Michael Karlo Lim
I KNOW just enough Mandarin to issue the disclaimer that I speak only very little and that I’m very bad at it, too. You can imagine how excited I was to flex that muscle. Taiwan, was nowhere near the top of my travel list but their street food, food market and food scene in general asked for attention.
Taoyuan International Airport
There’s no rest for the wicked especially when they’re maximizing company resources and flying red-eye. Taoyuan International Airport was a welcome sight for the weary with its dramatic louvered span – a contemporary homage to traditional Taiwanese tile roofing – and overall streamlined, functional beauty. A little hiccup at immigration with some e-VISA info input error on my end was quickly remedied by oh-stupid-me’s and smiles. The rest was a black Mercedes Benz E-class Sedan blur to the gorgeously modern Zen, City Inn Hotel.
Shu Cai Bao
The morning unfolded to a quiet Sunday and Shu Cai Bao’s, fried bun filled with vegetables and tofu, from a streetcorner shop. A train station was conveniently located two blocks away and we were off on the highly-recommended bus-and-train multipass. Five days flew by furiously ticking off to-dos. First order on the Taipei tourist starter pack is Taipei 101.
Muli He Dan Baozi
Oyters in eggs have always made great omelets but deep fried into a bun doubles the delicious fun in the Muli He Dan Baozi at Ningxa Night Market.
Representative of a pagoda, bamboo, gold ingots or even a stack of takeout boxes, it is a beautiful building and an engineering marvel for its time. The visually underwhelming 660 ton tuned mass damper and the foggy view of the city from the observation deck only made it a rather expensive 37-second (each way) elevator ride at TWD600. A by-appointment only visit to the “secret” and highest Starbucks shop in the world to date at its 35th floor was a better bet with a clearer view of the city and the TWD200 purchase minimum, of course, consumable.
Peanut Ice Cream Roll
Just a few stalls into the narrow street was another popular tourist item. Blocks of peanuts in brown sugar are shaved with a hand plane and the powdery shavings spread on a thin flour wrap. Scoops of indiscernibly subtle ice cream flavors making up with the incredibly creamy taste and texture are wrapped up in it making a pretty tasty treat.
Juifen Lunch Surprise
One joy of non-English picture menus is the element of surprise. We were sure what we ordered was the braised pork rice bowl and wonton noodles and the taste confirmed our selections. The guy at the counter motioned to the pot he was stirring and we nodded yes to what looked like an assortment of fish balls in a clear broth. Some were plain, some had some purple taro mixed in the base paste and some, inset, were filled with pork like a prank on pescatarians. An even better surprise were full bellies at only NT115, total.
Chuoduofu or Stinky Tofu
As it was the purpose of the trip, research involved immersing ourselves in the night market scene. We had our own Taiwanese favorites back in the PI of which we were eager to try the real McChang of and other listed items. Topping that was the understatement called Stinky Tofu. While it doesn’t taste rotten, the association to the smell can be overwhelming and the mushy texture suggests that it is. Sour notes from the fermentation are dulled by the rather aggressive salt. This is something I can eat but rather won’t.

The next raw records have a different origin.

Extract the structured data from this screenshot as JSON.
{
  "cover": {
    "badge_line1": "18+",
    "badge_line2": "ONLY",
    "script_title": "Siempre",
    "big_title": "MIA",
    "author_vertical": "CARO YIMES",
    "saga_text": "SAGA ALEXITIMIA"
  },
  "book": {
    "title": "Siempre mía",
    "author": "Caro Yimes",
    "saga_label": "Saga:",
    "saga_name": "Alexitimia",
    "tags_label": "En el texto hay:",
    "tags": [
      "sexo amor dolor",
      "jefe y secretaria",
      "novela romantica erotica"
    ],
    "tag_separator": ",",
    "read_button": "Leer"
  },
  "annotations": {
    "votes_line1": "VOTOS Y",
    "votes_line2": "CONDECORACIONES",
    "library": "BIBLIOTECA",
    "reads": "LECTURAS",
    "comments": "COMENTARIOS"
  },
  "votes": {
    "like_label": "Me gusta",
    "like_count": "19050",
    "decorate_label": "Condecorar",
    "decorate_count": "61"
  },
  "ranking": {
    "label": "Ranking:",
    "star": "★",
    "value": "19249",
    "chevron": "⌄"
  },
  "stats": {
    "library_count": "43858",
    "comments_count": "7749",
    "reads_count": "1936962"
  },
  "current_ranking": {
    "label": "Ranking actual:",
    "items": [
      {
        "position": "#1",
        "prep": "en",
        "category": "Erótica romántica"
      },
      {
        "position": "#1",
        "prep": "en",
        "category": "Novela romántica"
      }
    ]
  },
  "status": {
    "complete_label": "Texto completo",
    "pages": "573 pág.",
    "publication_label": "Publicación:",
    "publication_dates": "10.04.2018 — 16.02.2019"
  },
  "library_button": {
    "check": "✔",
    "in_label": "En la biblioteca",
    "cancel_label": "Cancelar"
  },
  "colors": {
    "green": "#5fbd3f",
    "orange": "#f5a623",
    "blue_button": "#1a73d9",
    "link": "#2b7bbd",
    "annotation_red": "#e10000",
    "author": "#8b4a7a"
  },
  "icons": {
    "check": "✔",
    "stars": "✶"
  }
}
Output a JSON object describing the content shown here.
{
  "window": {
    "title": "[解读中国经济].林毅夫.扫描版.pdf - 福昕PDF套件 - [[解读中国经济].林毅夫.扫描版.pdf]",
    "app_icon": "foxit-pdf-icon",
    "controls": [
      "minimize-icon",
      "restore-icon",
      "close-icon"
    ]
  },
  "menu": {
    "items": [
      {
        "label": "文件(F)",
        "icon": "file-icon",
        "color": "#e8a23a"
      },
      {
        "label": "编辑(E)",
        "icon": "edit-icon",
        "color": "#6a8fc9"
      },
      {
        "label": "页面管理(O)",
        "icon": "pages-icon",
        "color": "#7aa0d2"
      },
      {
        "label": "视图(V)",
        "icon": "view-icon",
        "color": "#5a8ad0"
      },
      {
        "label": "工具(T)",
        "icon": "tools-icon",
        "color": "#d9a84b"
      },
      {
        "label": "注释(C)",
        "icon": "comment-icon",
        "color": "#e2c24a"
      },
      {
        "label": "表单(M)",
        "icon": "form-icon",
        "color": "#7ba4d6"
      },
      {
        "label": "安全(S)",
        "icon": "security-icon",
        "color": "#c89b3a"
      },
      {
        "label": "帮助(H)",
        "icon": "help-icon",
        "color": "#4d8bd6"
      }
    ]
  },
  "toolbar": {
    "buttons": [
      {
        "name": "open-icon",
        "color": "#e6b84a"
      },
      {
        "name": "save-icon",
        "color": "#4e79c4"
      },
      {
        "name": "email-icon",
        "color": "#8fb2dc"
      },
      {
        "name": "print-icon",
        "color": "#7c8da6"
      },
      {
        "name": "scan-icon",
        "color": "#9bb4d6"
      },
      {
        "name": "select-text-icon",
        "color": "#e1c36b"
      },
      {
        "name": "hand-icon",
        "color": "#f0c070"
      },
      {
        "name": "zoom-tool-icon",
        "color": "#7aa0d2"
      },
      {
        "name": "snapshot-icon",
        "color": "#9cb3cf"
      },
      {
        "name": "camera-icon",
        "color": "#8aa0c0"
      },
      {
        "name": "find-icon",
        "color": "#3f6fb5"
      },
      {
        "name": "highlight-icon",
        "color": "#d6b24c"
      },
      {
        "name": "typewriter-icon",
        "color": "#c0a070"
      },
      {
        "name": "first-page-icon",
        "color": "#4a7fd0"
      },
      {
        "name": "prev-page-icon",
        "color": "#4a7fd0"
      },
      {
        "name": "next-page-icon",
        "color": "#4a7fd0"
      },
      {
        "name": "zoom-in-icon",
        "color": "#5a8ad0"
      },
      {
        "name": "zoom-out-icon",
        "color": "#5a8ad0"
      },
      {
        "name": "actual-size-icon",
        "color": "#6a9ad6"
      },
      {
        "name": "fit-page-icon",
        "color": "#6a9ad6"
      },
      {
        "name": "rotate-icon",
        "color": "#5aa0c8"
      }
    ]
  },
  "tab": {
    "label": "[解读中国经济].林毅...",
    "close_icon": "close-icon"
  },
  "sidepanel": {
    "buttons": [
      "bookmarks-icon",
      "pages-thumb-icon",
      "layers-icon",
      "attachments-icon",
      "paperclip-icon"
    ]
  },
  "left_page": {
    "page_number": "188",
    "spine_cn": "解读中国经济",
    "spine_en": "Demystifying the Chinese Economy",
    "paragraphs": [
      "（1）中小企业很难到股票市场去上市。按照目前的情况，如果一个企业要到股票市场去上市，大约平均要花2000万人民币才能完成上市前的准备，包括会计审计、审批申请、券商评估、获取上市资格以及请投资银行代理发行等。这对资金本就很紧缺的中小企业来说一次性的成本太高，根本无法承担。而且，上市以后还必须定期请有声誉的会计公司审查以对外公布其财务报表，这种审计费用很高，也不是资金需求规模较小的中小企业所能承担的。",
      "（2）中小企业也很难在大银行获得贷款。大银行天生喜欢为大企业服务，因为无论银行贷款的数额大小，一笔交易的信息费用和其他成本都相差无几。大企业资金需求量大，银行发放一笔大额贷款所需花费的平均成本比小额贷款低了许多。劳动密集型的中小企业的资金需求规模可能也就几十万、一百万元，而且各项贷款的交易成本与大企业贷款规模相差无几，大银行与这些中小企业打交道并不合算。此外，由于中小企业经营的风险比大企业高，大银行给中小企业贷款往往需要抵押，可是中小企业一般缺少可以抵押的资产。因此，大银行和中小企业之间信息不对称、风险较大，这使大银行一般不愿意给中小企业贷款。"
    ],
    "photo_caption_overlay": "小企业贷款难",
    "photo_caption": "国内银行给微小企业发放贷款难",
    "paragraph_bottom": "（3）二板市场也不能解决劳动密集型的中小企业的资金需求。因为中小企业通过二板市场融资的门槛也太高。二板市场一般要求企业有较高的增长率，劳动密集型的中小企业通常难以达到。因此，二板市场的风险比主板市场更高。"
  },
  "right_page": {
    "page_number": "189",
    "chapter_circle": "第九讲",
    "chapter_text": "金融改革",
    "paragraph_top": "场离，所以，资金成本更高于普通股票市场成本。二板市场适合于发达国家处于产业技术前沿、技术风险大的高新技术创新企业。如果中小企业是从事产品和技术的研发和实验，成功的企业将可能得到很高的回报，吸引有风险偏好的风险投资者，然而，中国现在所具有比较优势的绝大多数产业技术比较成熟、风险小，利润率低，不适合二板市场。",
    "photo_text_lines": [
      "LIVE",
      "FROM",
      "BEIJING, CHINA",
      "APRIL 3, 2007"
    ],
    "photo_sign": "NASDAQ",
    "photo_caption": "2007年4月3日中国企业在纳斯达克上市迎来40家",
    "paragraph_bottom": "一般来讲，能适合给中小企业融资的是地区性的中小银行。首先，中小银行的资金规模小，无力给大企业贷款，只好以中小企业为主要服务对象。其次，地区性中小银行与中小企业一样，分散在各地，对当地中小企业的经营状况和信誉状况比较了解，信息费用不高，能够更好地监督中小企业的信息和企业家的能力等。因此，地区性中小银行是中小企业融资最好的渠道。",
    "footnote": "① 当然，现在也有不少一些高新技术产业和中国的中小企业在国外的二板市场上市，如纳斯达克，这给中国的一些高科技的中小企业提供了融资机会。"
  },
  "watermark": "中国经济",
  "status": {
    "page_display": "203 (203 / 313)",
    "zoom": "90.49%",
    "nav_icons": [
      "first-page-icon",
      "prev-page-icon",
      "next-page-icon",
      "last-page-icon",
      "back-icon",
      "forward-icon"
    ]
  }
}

Din Tai Fung is a prerequisite for the Taiwan experience.A meat aspic is enveloped in skeins precision-pinched by hand into (?) exact number of folds to seal the package .A steaming melts the gel into a fragrant and delicious soup that bursts into juicy bites. Tick off everything from the list of variants but I’d highly recommend the truffle one.
Qing Wa Xia Dan or Frog Eggs drink is a novelty so called because the cooled tapioca pearls in it are white in the middle giving it the appearance of frog eggs. Available in milk, green tea, black tea or lemonade in practically all night markets
Diced slow-roasted pork tenderloin — cha siu — seasoned with oyster sauce, hoisin, roasted sesame seed oil, rice vinegar, shaoxing wine soy sauce and sugar in dense, fluffy, steamed buns.
Huashan 1914 Creative Park
Huashan 1914 Creative Park reminded me much of Beijing’s 798 Art District but it is easily a more restrained and better-curated space. There is honesty in art as it can only either be good or bad. Perhaps it is only fitting for this creative space to rise from a former winery complex as “in wine, truth.”
Xiao Long. Farewell. I hate to say goodbye. And just like in that song of reference, we end with a high note. Rather juicy one, too.